Beim Verhütungspflaster werden die beiden zur Hemmmung des Eisprungs notwendigen Hormone aus einem dünnen, auf die Haut geklebten Pflaster abgegeben. Sie gelangen transdermal (durch die Haut) in die Blutbahn, ein seit längerem gut bekanntes Prinzip. Das Pflaster muss nach jeweils 7 Tagen durch ein neues ersetzt werden. Nach 3 Wochen kommt eine pflasterfreie Woche für die Menstruation. Das Pflaster kann gelegentlich abfallen wenn frau viel Sport macht, badet oder sauniert.


Kondom
Auch der Pariser gilt als ziemlich sicher, vor allem in Kombination mit einem Scheidenzäpfchen. Die Handhabung braucht allerdings etwas Übung. Der grosse Vorteil liegt darin, dass er auch vor sexuell übertragbaren Krankheiten schützt.


Das Schaumzäpfchen
Die Anwendung eines Schaumzäpfchens alleine gehört bereits zu den weniger sicheren Methoden. Es führt ausserdem oft zu Reizungen in der Scheide. Am besten geeignet zur Erhöhung der Sicherheit des Präservativs.


Die Kupferspirale
Das ist ein meist kleines, T-förmiges Ding, das von der Ärztin/Arzt in die Gebärmutter eingelegt wird. Es verhindert die Einnistung des befruchteten Eis und tötet zum Teil auch Samenzellen ab. Die Sicherheit ist nicht ganz so hoch wie bei der hormonellen Verhütung, und die Methode bietet ebenfalls keinen Schutz vor einer Ansteckung mit dem HI-Virus.


Dreimonatsspritze
Es handelt sich dabei um eine hormonelle Verhütungsmethode mit Depotwirkung. Damit die Wirkung erhalten bleibt, muss die Injektion alle 3 Monate wiederholt werden. Das Gelbkörperhormon verhindert den Eisprung und lässt die Gebärmutterschleimhaut flach und trocken werden. Dadurch wird die Monatsblutung schwach oder verschwindet gänzlich und ebenso allfällige Monatsbeschwerden. Für Tenager ist die Methode nicht geeignet, da sie erst angewendet werden soll, wenn die Knochenaufbau in der Jugend vollständig abgeschlossen ist.


Diaphragma/Pessar
Das Diaphragma/Pessar ist eine elastische Gummikappe von 6 bis 10 cm Durchmesser, welche vom Frauenarzt/von der Frauenärztin zum korrekten Sitz angepasst wird. Vor dem Verkehr wird das Diaphragma/Pessar beidseits mit einer samenabtötenden (spermiziden) Salbe behandelt, durch die Scheide eingeführt und vor dem Muttermund fixiert. Dort bleibt es noch mindestens 8 Stunden danach liegen, bevor es entfernt, gespült und bis zur nächsten Anwendung beiseite gelegt werden kann.
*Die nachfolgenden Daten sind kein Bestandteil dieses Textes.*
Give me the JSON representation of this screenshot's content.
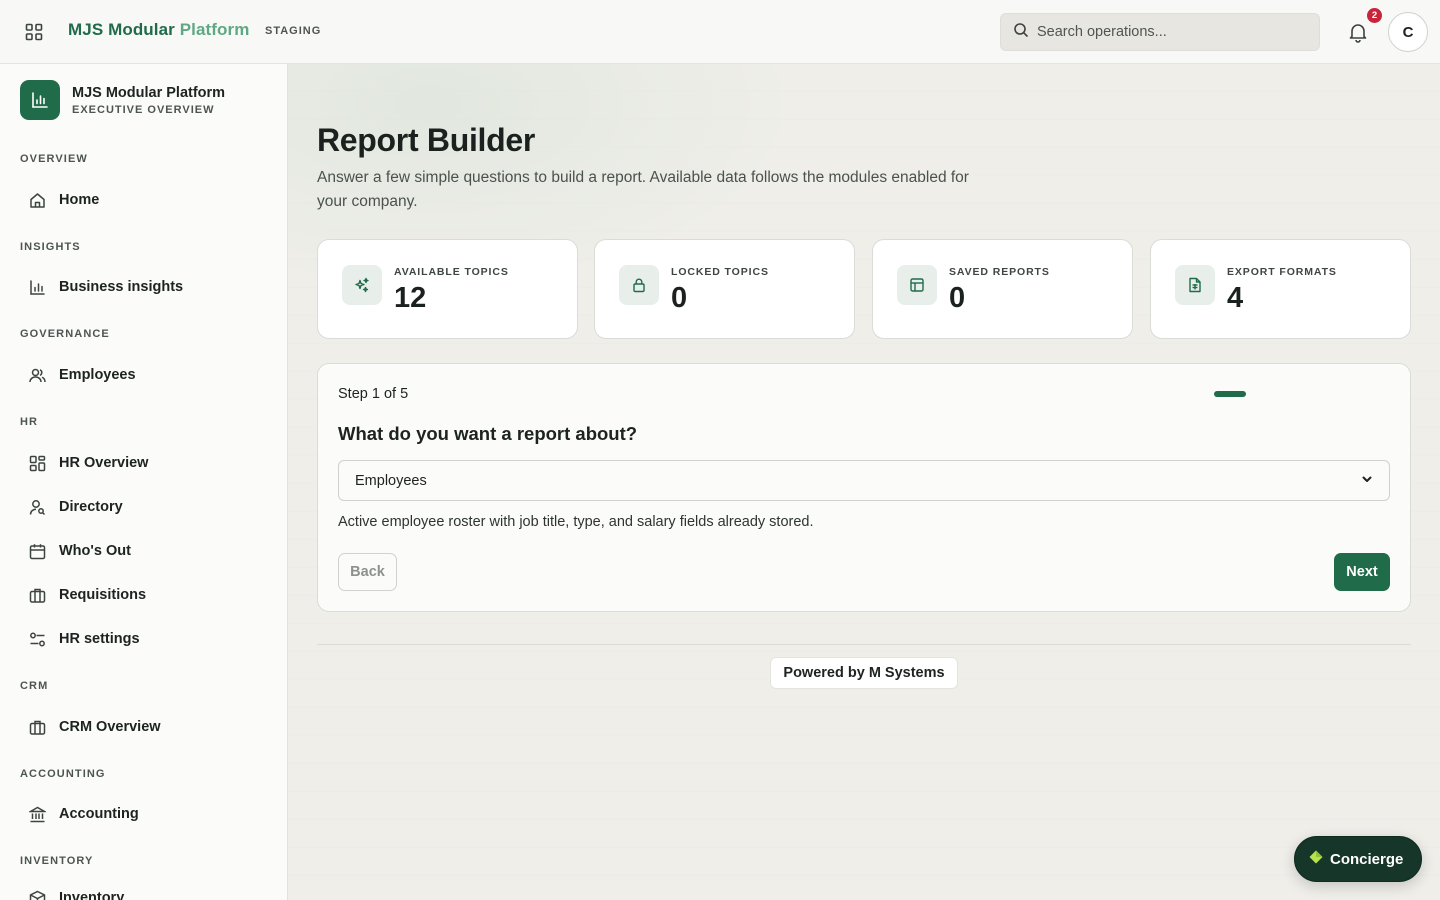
{
  "topbar": {
    "brand_part1": "MJS Modular",
    "brand_part2": "Platform",
    "environment": "STAGING",
    "search_placeholder": "Search operations...",
    "notification_count": "2",
    "avatar_initial": "C"
  },
  "sidebar": {
    "org_name": "MJS Modular Platform",
    "org_subtitle": "EXECUTIVE OVERVIEW",
    "sections": {
      "overview": "OVERVIEW",
      "insights": "INSIGHTS",
      "governance": "GOVERNANCE",
      "hr": "HR",
      "crm": "CRM",
      "accounting": "ACCOUNTING",
      "inventory": "INVENTORY"
    },
    "items": {
      "home": "Home",
      "business_insights": "Business insights",
      "employees": "Employees",
      "hr_overview": "HR Overview",
      "directory": "Directory",
      "whos_out": "Who's Out",
      "requisitions": "Requisitions",
      "hr_settings": "HR settings",
      "crm_overview": "CRM Overview",
      "accounting": "Accounting",
      "inventory": "Inventory"
    }
  },
  "page": {
    "title": "Report Builder",
    "description": "Answer a few simple questions to build a report. Available data follows the modules enabled for your company."
  },
  "stats": [
    {
      "label": "AVAILABLE TOPICS",
      "value": "12",
      "icon": "sparkles-icon"
    },
    {
      "label": "LOCKED TOPICS",
      "value": "0",
      "icon": "lock-icon"
    },
    {
      "label": "SAVED REPORTS",
      "value": "0",
      "icon": "table-icon"
    },
    {
      "label": "EXPORT FORMATS",
      "value": "4",
      "icon": "file-spreadsheet-icon"
    }
  ],
  "wizard": {
    "step_text": "Step 1 of 5",
    "current_step": 1,
    "total_steps": 5,
    "question": "What do you want a report about?",
    "selected_topic": "Employees",
    "topic_description": "Active employee roster with job title, type, and salary fields already stored.",
    "back_label": "Back",
    "next_label": "Next"
  },
  "footer": {
    "powered_by": "Powered by M Systems"
  },
  "concierge": {
    "label": "Concierge"
  },
  "colors": {
    "brand_green": "#1f6b4a",
    "brand_green_light": "#5fa883",
    "badge_red": "#c8253a",
    "concierge_bg": "#17362a",
    "concierge_gem": "#b7e34a"
  }
}
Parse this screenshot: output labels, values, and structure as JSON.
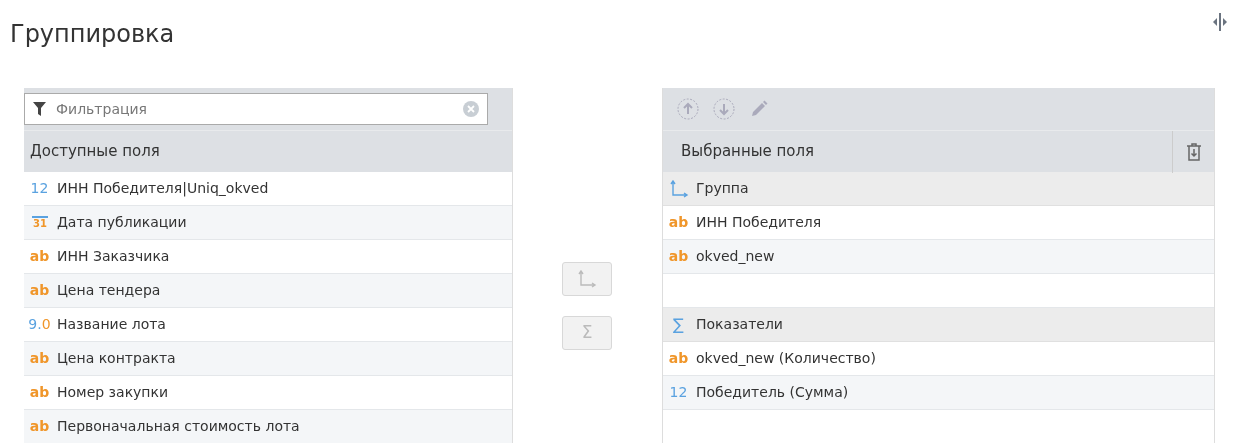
{
  "title": "Группировка",
  "filter": {
    "placeholder": "Фильтрация"
  },
  "available": {
    "header": "Доступные поля",
    "items": [
      {
        "kind": "number",
        "type_label": "12",
        "label": "ИНН Победителя|Uniq_okved"
      },
      {
        "kind": "date",
        "type_label": "31",
        "label": "Дата публикации"
      },
      {
        "kind": "text",
        "type_label": "ab",
        "label": "ИНН Заказчика"
      },
      {
        "kind": "text",
        "type_label": "ab",
        "label": "Цена тендера"
      },
      {
        "kind": "float",
        "type_label": "9.0",
        "label": "Название лота"
      },
      {
        "kind": "text",
        "type_label": "ab",
        "label": "Цена контракта"
      },
      {
        "kind": "text",
        "type_label": "ab",
        "label": "Номер закупки"
      },
      {
        "kind": "text",
        "type_label": "ab",
        "label": "Первоначальная стоимость лота"
      }
    ]
  },
  "move_buttons": [
    {
      "kind": "group",
      "disabled": true
    },
    {
      "kind": "measure",
      "symbol": "Σ",
      "disabled": true
    }
  ],
  "selected": {
    "header": "Выбранные поля",
    "sections": [
      {
        "kind": "group",
        "label": "Группа",
        "items": [
          {
            "kind": "text",
            "type_label": "ab",
            "label": "ИНН Победителя"
          },
          {
            "kind": "text",
            "type_label": "ab",
            "label": "okved_new"
          }
        ]
      },
      {
        "kind": "measure",
        "symbol": "∑",
        "label": "Показатели",
        "items": [
          {
            "kind": "text",
            "type_label": "ab",
            "label": "okved_new (Количество)"
          },
          {
            "kind": "number",
            "type_label": "12",
            "label": "Победитель (Сумма)"
          }
        ]
      }
    ]
  }
}
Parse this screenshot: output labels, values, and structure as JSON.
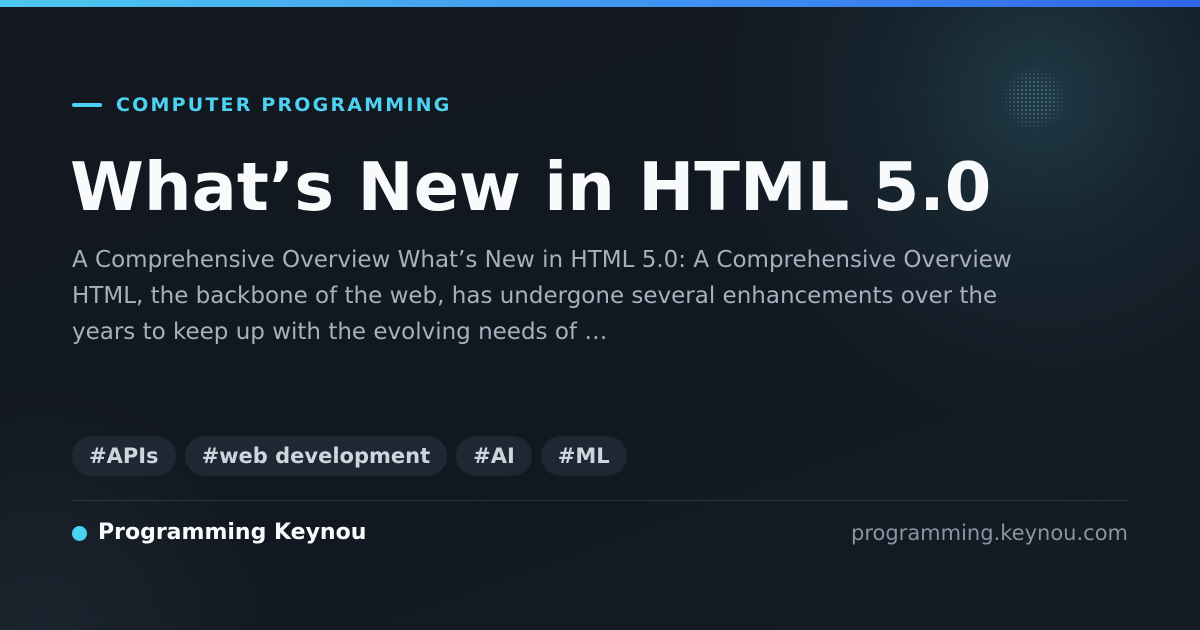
{
  "colors": {
    "background": "#121821",
    "accent": "#49d2f2",
    "top_bar_start": "#4dc8ef",
    "top_bar_end": "#2f66e8",
    "title": "#f8fafc",
    "description": "#a7b0bc",
    "tag_background": "#1e2732",
    "tag_text": "#cdd5df",
    "domain": "#8a95a2"
  },
  "category": {
    "label": "COMPUTER PROGRAMMING"
  },
  "article": {
    "title": "What’s New in HTML 5.0",
    "description": "A Comprehensive Overview What’s New in HTML 5.0: A Comprehensive Overview HTML, the backbone of the web, has undergone several enhancements over the years to keep up with the evolving needs of …"
  },
  "tags": [
    "#APIs",
    "#web development",
    "#AI",
    "#ML"
  ],
  "footer": {
    "brand": "Programming Keynou",
    "domain": "programming.keynou.com"
  }
}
Bei mehrmaligem Verkehr ist durch "Aufbrauchen" des Spermizids die Sicherheit ebenfalls nicht mehr gewährleistet. Die Methode ist nicht mehr viel im Gebrauch.


Die "Pille danach"
Falls ungeschützter Geschlechtsverkehr stattgefunden hat, oder Sie das Gefühl haben, dass Sie sich nicht auf die Wirkung Ihrer Verhütungsmethode verlassen können (vergessen der Pille, geplatztes Präservativ, usw.), kann die "Pille danach" eine ungewünschte Schwangerschaft verhindern. Voraussetzung ist, dass Sie die Pille so schnell wie möglich, aber spätestens 72 h nach dem ungeschützten Geschlechtsverkehr einnehmen. Erkundigen Sie sich danach bei Ihrem Arzt/Ärztin oder im Notfalldienst des nächst liegenden Spitals.


Sterilisation
Eine sehr sichere, wenn auch zumeist nicht rückgängig zu machende (irreversible) Methode der Verhütung stellt die Sterilisation dar. Mit einem chirurgischen Eingriff werden dabei entweder die weiblichen Eileiter oder die männlichen Samenleiter durchtrennt und die Stumpfenden verschlossen. Dies kann mechanisch, elektrisch oder auch mit Laser durchgeführt werden. So können bei unveränderter Hormonproduktion, bei unveränderter sexueller Erlebnisfähigkeit und Potenz keine reife Eizelle in die Gebärmutter bzw. keine Samenzelle aus dem Hoden in die Harn- Samenröhre des Mannes gelangen. Eine Befruchtung ist nicht mehr möglich. Die Zuverlässigkeit dieser Methode ist sehr hoch, ihr Nachteil besteht in ihrer Endgültigkeit, weshalb sie nur für Paare geeignet ist, die sich mit Sicherheit keine Kinder mehr wünschen.


Coitus Interruptus
Bei dieser Methode zieht der Mann kurz vor dem Samenerguss seinen Penis aus der Scheide der Frau zurück. Das "Aufpassen" ist eine äusserst unsichere Verhütungsmethode, da viele Männer den Zeitpunkt des Samenergusses nicht genau kontrollieren können und auch bereits vor dem eigentlichen Samenerguss einige Samenzellen (Spermien) in die Scheide gelangen und zur Befruchtung führen können. Von der alleinigen Anwendung dieser Methode ist abzuraten.